Re: [git-users] an elementary question how to switch/checkout a remote branch

Konstantin Khomoutov Wed, 16 Nov 2022 03:56:04 -0800

On Tue, Nov 15, 2022 at 10:26:04PM +0100, Uwe Brauer wrote:

> >> I am sorry for such an elementary question, but using mainly hg, I found
> >> the following very confusing.
> 
> > No, the question is not elementary, and yes, the behavior is confusing.
> 
> First of all thanks very much for this very detailed answer, and the
> solution to my problem. 
> 
> ,----
> | git checkout feature
> | git push origin feature
> `----
> 
> However I still have a lack of understanding of some concepts.
> 
> Since I am basically a hg user, bare with me.
> 
> I thought the main difference between git and hg, is (besides the
> command syntax) the way branches are considered, a git branch is similar
> to a bookmark, while a named branch has no equivalent in git.

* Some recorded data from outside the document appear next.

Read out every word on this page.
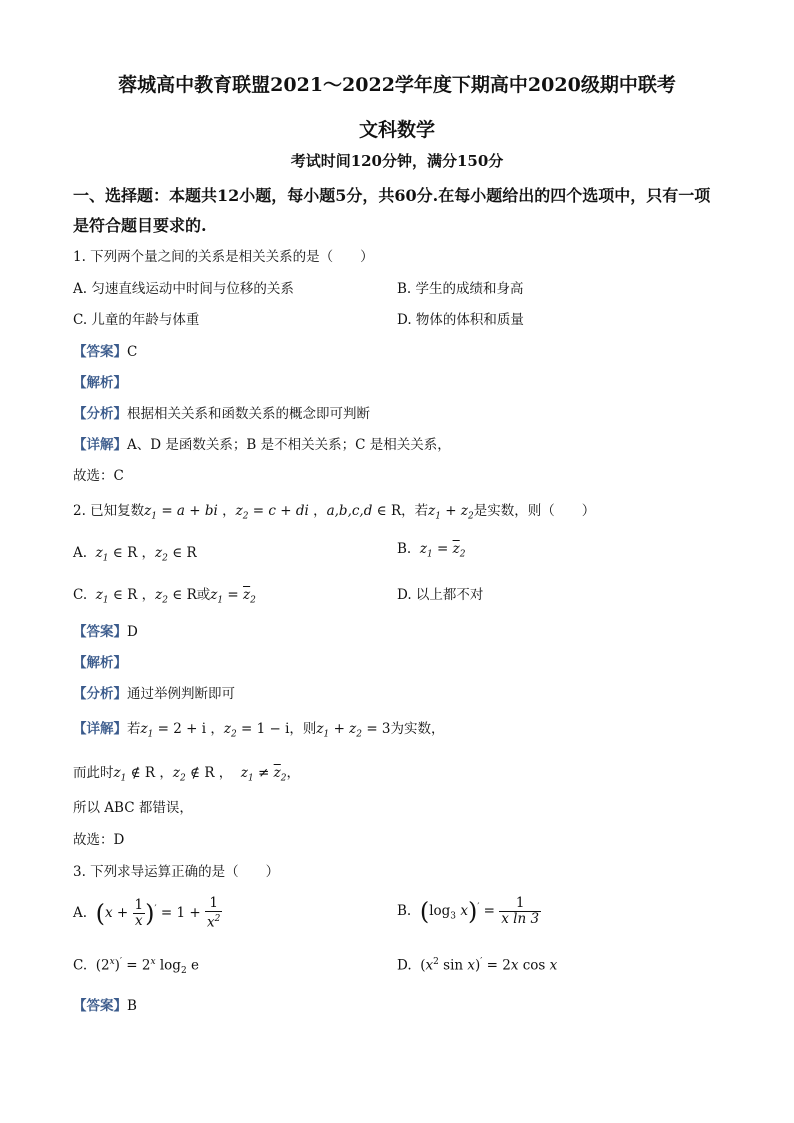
蓉城高中教育联盟2021～2022学年度下期高中2020级期中联考
文科数学
考试时间120分钟，满分150分
一、选择题：本题共12小题，每小题5分，共60分.在每小题给出的四个选项中，只有一项
是符合题目要求的.
1. 下列两个量之间的关系是相关关系的是（　　）
A. 匀速直线运动中时间与位移的关系	B. 学生的成绩和身高
C. 儿童的年龄与体重	D. 物体的体积和质量
【答案】C
【解析】
【分析】根据相关关系和函数关系的概念即可判断
【详解】A、D 是函数关系；B 是不相关关系；C 是相关关系，
故选：C
2. 已知复数$z_1 = a$ + bi ，$z_2 = c$ + di ，a,b,c,d ∈ R，若$z_1 + z_2$是实数，则（　　）
A. $z_1$ ∈ R ，$z_2$ ∈ R	B. $z_1 = \overline{z}_2$
C. $z_1$ ∈ R ，$z_2$ ∈ R或$z_1 = \overline{z}_2$	D. 以上都不对
【答案】D
【解析】
【分析】通过举例判断即可
【详解】若$z_1 = 2 + i$ ，$z_2 = 1 - i$，则$z_1 + z_2 = 3$为实数，
而此时$z_1$ ∉ R ，$z_2$ ∉ R ，  $z_1 \ne \overline{z}_2$，
所以 ABC 都错误，
故选：D
3. 下列求导运算正确的是（　　）
A. $(x + \frac{1}{x} )' = 1 + \frac{1}{x^2}$	B. ($\log_3$ $x)' = \frac{1}{\text{x ln 3}}$
C.  $(2^x)' = 2^x$ $\log_2 e$	D.  ($x^2$ sin x)′ = 2x cos x
【答案】B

This is true, but the terminology, as usually, is open to interpretaton
and allows some wiggle room for mind ;-)
When some text says Git branches are like bookmarks, and that Hg's named
branches have no equivalent in Git, that is true, but the meaning of this is
that 1) Git commits do not embed the name of the branch which was checked out
when the commit has been recorded; 2) Branches do not have any metadata except
the current name of the branch; 3) A brach records its tip commit; when a new
commit is recorded on a branch, this record is overwritten.

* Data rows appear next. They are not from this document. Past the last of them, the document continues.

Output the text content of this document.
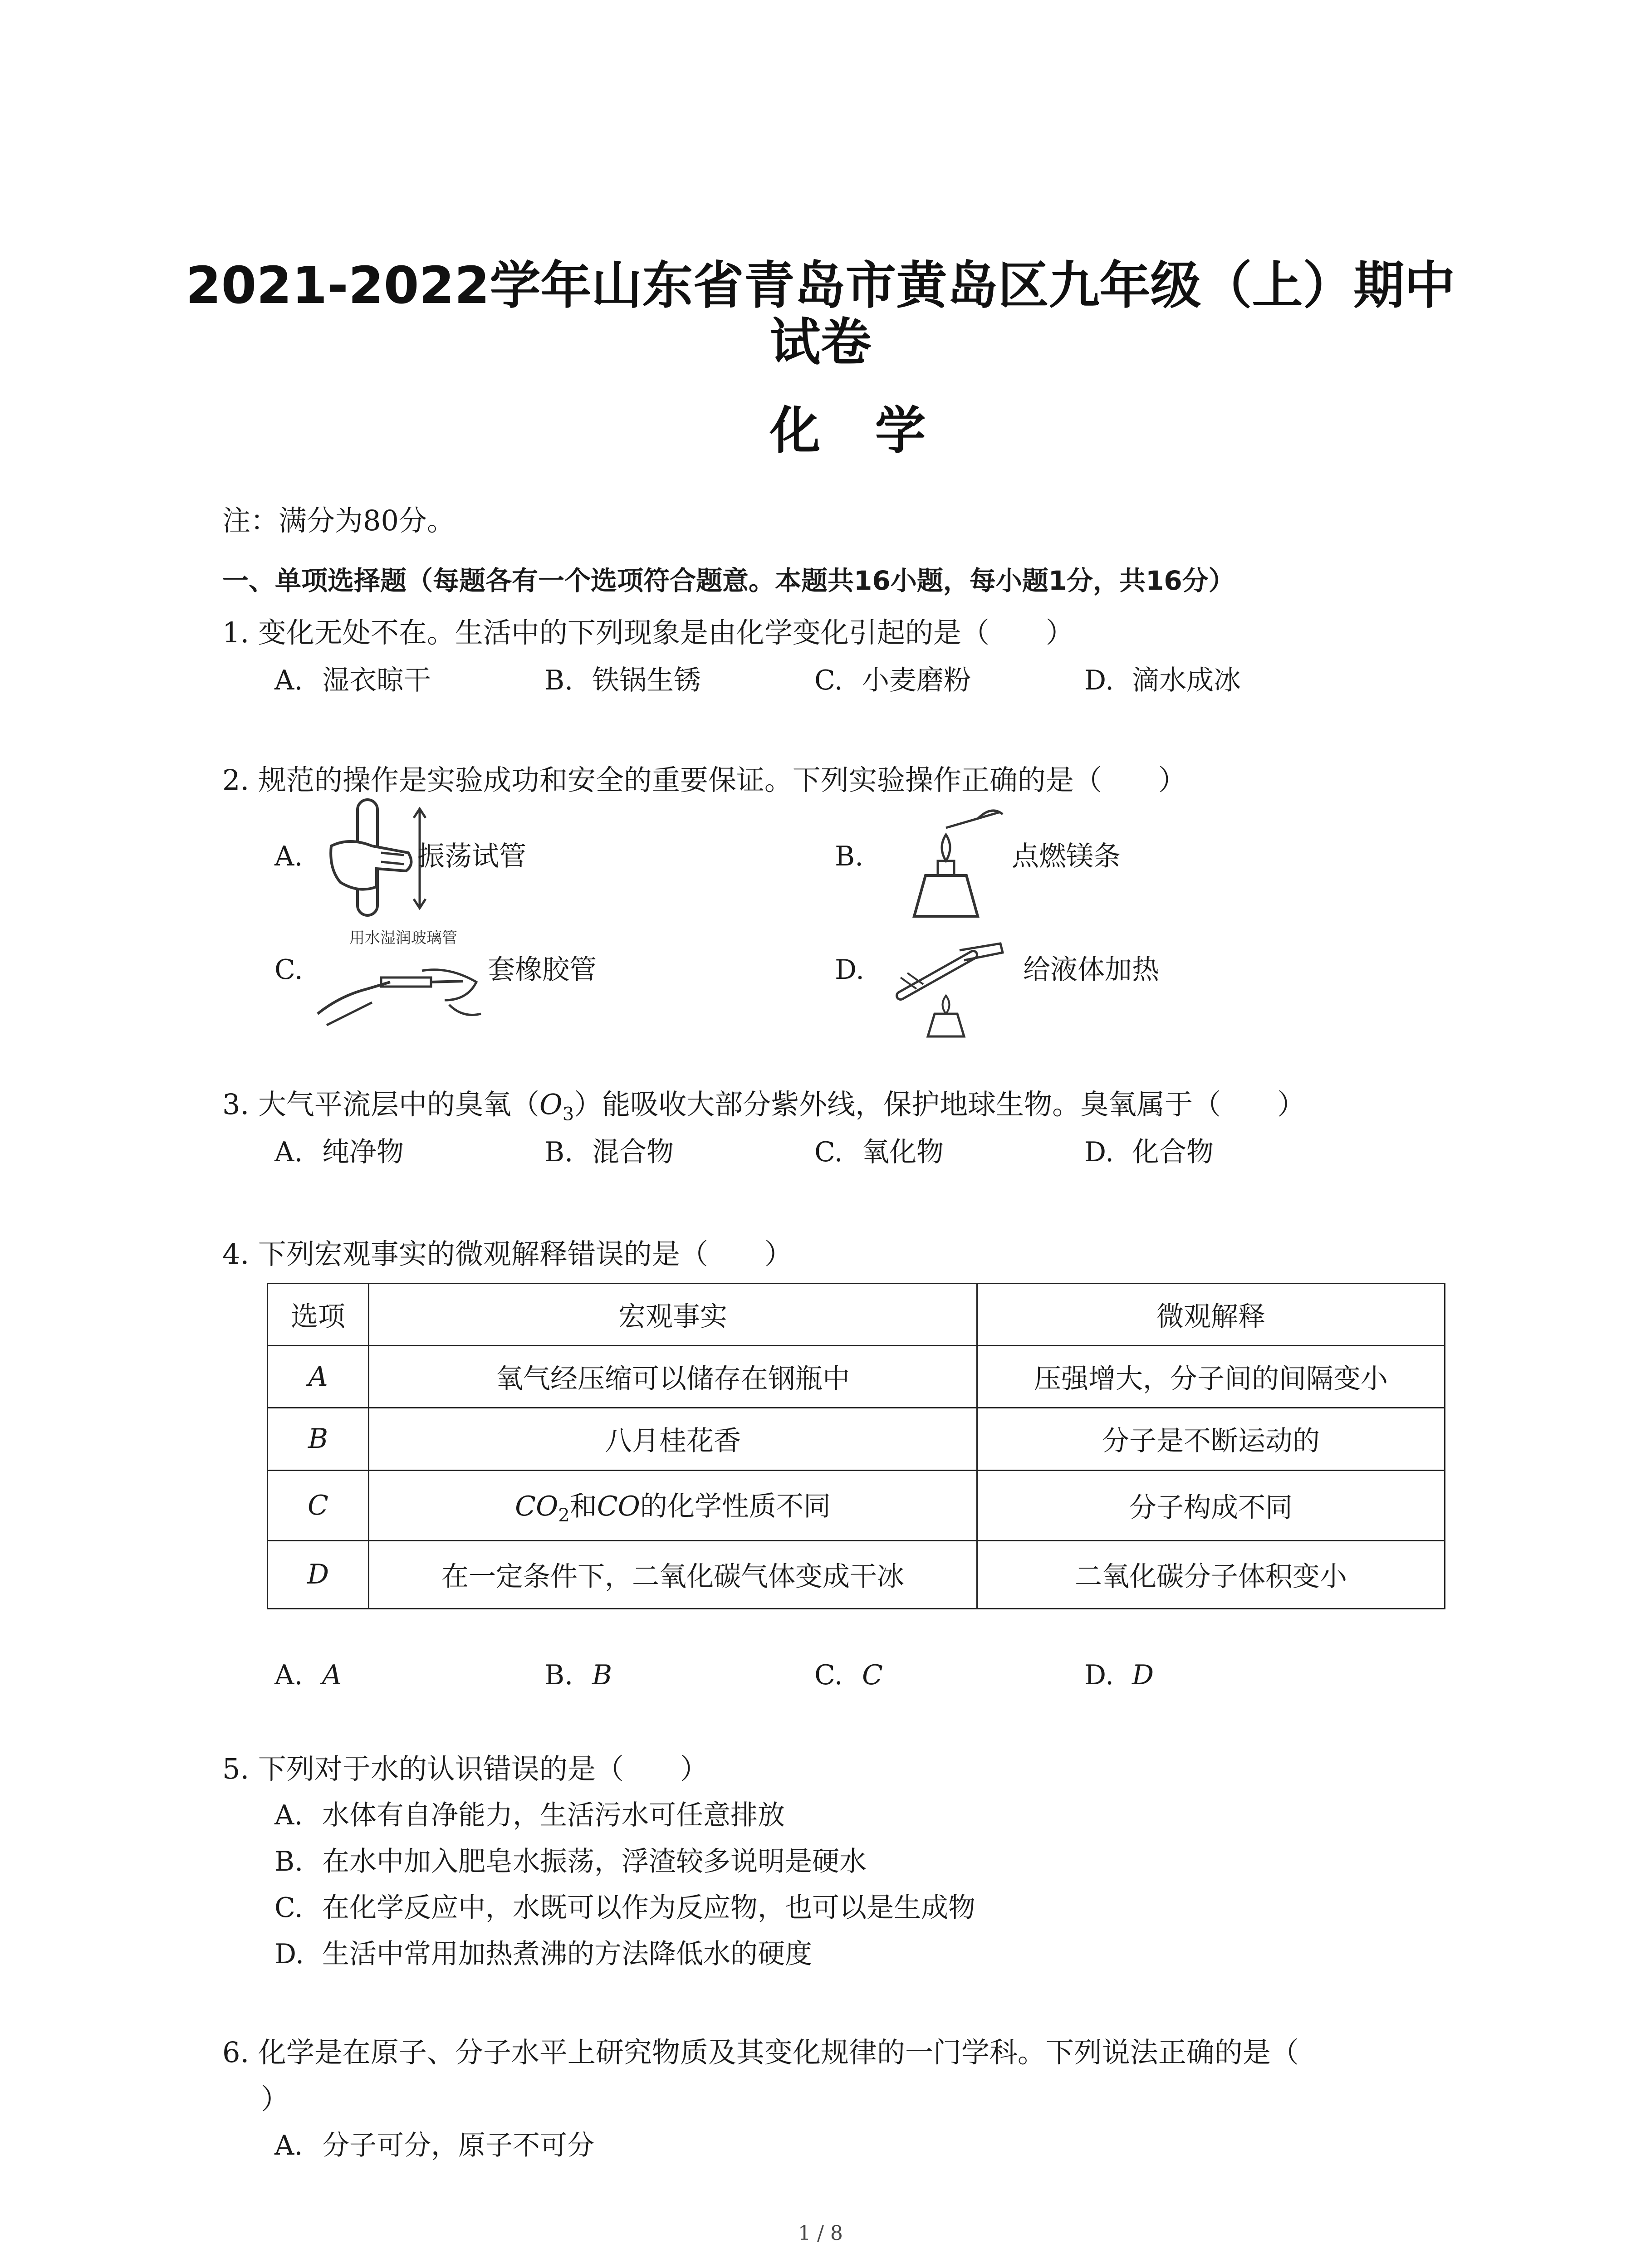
2021-2022学年山东省青岛市黄岛区九年级（上）期中
试卷
化学
注：满分为80分。
一、单项选择题（每题各有一个选项符合题意。本题共16小题，每小题1分，共16分）
1. 变化无处不在。生活中的下列现象是由化学变化引起的是（　　）
A. 湿衣晾干	B. 铁锅生锈	C. 小麦磨粉	D. 滴水成冰
2. 规范的操作是实验成功和安全的重要保证。下列实验操作正确的是（　　）
A.	振荡试管	B.	点燃镁条
C.
用水湿润玻璃管
套橡胶管	D.	给液体加热
3. 大气平流层中的臭氧$(O_3)$能吸收大部分紫外线，保护地球生物。臭氧属于（　　）
A. 纯净物	B. 混合物	C. 氧化物	D. 化合物
4. 下列宏观事实的微观解释错误的是（　　）
选项	宏观事实	微观解释
A	氧气经压缩可以储存在钢瓶中	压强增大，分子间的间隔变小
B	八月桂花香	分子是不断运动的
C	$CO_2$和CO的化学性质不同	分子构成不同
D	在一定条件下，二氧化碳气体变成干冰	二氧化碳分子体积变小
A. A	B. B	C. C	D. D
5. 下列对于水的认识错误的是（　　）
A. 水体有自净能力，生活污水可任意排放
B. 在水中加入肥皂水振荡，浮渣较多说明是硬水
C. 在化学反应中，水既可以作为反应物，也可以是生成物
D. 生活中常用加热煮沸的方法降低水的硬度
6. 化学是在原子、分子水平上研究物质及其变化规律的一门学科。下列说法正确的是（
）
A. 分子可分，原子不可分
1 / 8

I find it easier to undertand if you think of a Git branch as a text file (and
in the reference Git implementation a branch _is_ a text file) which contains
the cryptographic hash of the commit it points at.
When you record a new commit, the file is rewritten with the new hash.
When you rename a branch, the file is renamed.
You see, we can say it looks like a bookmark to a commit.

> However I now see that also the concept of remote branch tracking sets
> git apart from mercurial.

Yes.
Looks like I failed to properly communicate that crucial bit about the
asymmetry Git has with handling remote repositories and branches from them.
I think I know why, I'll try to provide another perspective, hold on.

> And I have to say that the confusion I have may be caused partially by
> the naming convenience.
> 
>     1. That concerns the name origin for the remote which is confusing.
>        If I clone a repository that might be justified, but if I
>        generate a repository that I later push for the first time,
>        origin is well confusing (fortunately that
>        can be changed by git remote rename origin github)

Well, let's have a bit more discussion on remotes.

First, "a remote" is a purely configuration thing, and it's there to
make it easier for a local Git repository to communicate with other Git
repositories (they need not necessarily be truly remote - a remote repo might
be a normal Git repository on a flash drive or sit in another directory on
your computer's filesystem).
A remote has a name, and may have other metadata configured.
At a minimum, it has an URL associated with it - to locate the repository.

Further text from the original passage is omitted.